The first significant occurrences of the word budō date back to the Kōyō Gunkan (16th century) when it was used to describe the samurai lifestyle rather than the practice of martial techniques. The word was later re-theorized and redefined to the definition we know today, first by Nishikubo Hiromichi and the Dai Nippon Butokukai when the name of their vocational school for martial arts was changed from bujutsu senmon gakkō to budō senmon gakkō; and later by Kanō Jigorō, judo's founder, when he chose to name his art judo instead of jujutsu.

== Typical budo styles ==

- Aikido
- Iaido
- Jodo
- Judo
- Jujutsu
- Karate
- Kendo
- Kūdō
- Kyūdō
- Shōrinji kempō
- Sumo

==Bujutsu==

In modern history usage, bujutsu translates as martial art, military science, or military strategy depending on context, and is typified by its practical application of technique to real-world or battlefield situations. Budō, meaning martial way, has a more philosophical emphasis, but in actual usage, budo is considered the general term for all martial arts in Japan.

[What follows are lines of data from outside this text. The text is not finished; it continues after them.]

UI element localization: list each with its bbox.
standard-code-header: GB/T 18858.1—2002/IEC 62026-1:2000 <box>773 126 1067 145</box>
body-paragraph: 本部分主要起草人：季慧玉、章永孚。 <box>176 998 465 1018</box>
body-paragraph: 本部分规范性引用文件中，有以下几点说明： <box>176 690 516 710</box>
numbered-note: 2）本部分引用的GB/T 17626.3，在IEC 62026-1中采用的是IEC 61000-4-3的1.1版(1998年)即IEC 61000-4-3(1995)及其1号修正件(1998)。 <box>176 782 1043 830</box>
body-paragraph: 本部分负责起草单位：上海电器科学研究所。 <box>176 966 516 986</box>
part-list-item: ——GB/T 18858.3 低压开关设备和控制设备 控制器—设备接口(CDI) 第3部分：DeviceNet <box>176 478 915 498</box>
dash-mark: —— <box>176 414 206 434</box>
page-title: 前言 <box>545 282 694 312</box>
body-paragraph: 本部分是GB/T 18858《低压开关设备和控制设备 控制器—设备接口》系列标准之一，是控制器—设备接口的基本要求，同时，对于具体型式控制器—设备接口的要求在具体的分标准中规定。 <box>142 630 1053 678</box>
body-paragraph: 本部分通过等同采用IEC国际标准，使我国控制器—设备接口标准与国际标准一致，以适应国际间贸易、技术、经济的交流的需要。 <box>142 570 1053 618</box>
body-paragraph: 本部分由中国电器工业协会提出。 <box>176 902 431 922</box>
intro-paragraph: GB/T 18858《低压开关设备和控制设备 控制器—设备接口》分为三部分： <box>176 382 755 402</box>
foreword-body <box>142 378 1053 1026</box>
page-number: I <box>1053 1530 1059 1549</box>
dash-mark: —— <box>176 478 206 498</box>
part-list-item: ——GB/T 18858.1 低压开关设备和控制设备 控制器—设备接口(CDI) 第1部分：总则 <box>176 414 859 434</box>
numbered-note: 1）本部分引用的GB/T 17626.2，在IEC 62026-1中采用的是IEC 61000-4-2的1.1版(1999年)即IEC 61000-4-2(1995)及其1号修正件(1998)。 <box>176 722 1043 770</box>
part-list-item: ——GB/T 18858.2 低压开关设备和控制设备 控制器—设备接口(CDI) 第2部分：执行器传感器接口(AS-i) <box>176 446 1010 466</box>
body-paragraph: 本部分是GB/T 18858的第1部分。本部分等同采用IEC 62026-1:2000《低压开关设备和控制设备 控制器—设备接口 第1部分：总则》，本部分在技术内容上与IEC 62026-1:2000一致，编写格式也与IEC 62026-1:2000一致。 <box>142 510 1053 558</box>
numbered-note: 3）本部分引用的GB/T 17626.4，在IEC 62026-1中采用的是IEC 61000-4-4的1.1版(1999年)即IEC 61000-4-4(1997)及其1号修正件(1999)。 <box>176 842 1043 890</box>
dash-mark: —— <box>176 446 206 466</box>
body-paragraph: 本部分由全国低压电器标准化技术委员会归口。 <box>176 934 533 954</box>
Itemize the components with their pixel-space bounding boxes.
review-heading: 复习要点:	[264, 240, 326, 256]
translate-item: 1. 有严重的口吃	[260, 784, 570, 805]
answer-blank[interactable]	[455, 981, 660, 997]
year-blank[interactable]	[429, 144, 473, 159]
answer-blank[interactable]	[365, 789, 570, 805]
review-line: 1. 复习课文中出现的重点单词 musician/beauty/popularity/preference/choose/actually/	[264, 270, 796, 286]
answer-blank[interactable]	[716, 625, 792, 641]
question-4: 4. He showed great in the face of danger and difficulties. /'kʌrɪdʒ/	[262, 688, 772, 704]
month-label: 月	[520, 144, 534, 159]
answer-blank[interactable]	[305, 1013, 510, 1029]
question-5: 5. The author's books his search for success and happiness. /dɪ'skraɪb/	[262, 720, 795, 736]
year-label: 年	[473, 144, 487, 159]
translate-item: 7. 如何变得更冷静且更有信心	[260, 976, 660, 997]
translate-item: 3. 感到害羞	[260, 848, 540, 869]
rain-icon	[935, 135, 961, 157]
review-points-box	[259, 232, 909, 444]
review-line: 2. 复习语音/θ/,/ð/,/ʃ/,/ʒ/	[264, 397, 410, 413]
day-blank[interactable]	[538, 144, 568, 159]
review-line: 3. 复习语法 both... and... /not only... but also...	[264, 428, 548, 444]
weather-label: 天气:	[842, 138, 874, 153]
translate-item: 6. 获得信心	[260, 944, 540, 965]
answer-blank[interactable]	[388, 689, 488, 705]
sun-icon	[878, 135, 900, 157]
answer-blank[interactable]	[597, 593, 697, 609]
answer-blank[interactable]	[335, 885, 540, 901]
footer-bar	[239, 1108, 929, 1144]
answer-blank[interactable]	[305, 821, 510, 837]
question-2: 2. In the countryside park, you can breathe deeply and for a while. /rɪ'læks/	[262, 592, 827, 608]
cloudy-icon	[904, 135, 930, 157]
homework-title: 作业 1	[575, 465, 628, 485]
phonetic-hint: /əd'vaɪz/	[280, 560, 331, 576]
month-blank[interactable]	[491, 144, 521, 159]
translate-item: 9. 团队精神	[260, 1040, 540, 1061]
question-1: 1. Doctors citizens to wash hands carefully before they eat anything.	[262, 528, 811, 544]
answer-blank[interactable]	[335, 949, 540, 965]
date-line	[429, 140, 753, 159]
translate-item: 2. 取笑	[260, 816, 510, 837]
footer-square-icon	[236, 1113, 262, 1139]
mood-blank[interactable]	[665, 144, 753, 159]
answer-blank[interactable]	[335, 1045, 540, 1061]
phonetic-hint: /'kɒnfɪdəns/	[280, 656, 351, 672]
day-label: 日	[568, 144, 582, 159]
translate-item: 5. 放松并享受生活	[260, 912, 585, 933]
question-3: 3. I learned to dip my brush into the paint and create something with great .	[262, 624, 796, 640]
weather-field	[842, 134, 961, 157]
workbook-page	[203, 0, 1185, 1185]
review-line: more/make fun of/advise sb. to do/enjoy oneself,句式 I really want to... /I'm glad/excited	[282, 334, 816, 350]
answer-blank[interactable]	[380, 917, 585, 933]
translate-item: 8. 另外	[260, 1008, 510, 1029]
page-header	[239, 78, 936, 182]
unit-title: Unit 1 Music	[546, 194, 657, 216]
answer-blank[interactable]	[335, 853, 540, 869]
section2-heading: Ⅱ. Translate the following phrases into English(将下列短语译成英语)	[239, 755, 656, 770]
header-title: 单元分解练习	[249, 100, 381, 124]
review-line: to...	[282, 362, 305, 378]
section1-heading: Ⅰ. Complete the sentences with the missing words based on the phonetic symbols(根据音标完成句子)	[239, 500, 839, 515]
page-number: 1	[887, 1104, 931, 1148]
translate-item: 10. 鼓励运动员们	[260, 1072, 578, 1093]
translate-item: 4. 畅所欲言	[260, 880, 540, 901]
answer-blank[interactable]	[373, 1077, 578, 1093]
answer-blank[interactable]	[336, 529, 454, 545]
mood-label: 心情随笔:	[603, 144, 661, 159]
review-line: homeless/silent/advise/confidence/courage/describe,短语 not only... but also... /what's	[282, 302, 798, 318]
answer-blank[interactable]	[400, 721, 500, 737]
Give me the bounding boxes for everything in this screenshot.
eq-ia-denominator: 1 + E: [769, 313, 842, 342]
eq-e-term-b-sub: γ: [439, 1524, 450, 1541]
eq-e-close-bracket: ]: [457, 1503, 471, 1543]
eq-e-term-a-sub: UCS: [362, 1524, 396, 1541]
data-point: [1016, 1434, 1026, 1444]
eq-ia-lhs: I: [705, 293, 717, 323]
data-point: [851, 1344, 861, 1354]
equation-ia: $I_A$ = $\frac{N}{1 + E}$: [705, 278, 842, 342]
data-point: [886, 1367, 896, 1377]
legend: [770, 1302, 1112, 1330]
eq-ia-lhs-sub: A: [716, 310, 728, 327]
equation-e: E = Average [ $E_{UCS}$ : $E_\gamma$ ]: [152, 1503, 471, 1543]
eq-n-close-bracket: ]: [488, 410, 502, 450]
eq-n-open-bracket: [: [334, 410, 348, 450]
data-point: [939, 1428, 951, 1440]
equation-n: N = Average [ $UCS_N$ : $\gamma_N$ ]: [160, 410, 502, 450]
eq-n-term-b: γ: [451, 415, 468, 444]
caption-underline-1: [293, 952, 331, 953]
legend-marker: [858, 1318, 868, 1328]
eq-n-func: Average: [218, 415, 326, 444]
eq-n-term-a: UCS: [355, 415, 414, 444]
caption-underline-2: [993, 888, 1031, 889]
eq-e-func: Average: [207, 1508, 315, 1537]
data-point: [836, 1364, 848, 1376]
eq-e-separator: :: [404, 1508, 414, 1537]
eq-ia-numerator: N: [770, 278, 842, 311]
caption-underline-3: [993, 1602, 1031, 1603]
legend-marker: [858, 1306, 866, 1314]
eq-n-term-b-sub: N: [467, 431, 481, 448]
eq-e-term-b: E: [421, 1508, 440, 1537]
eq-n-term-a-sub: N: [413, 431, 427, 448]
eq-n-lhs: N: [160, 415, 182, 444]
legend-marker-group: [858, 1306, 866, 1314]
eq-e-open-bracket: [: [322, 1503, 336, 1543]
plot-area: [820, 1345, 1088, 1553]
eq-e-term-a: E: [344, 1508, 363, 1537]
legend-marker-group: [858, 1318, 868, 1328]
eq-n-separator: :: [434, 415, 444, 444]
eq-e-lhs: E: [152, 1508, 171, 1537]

===Civilian vs. military===
Many consider budō a more civilian form of martial arts, as an interpretation or evolution of the older bujutsu, which they categorize as a more militaristic style or strategy. According to this distinction, the modern civilian art de-emphasizes practicality and effectiveness in favor of personal development from a fitness or spiritual perspective. The difference is between the more "civilian" versus "military" aspects of combat and personal development. They see budō and bujutsu as representing a particular strategy or philosophy regarding combat systems, but still, the terms are rather loosely applied and often interchangeable.

===Art vs. lifestyle===
One view is that a bujutsu is the martial art one practices, whereas a budo is the lifestyle one lives and the path one walks by practicing a bujutsu. For example, one could say that judo and jujutsu practised as a martial art are one and the same, meaning that the practice of the art jujutsu leads to obtaining the lifestyle of judo. (Judo was originally known as Kanō jujutsu, after judo's founder Kanō Jigorō.) That would also be true for arts such as kenjutsu/kendo and iaijutsu/iaido.

===Recreational sport===
Budō was featured in the Summer Olympic Games demonstration programme in 1964.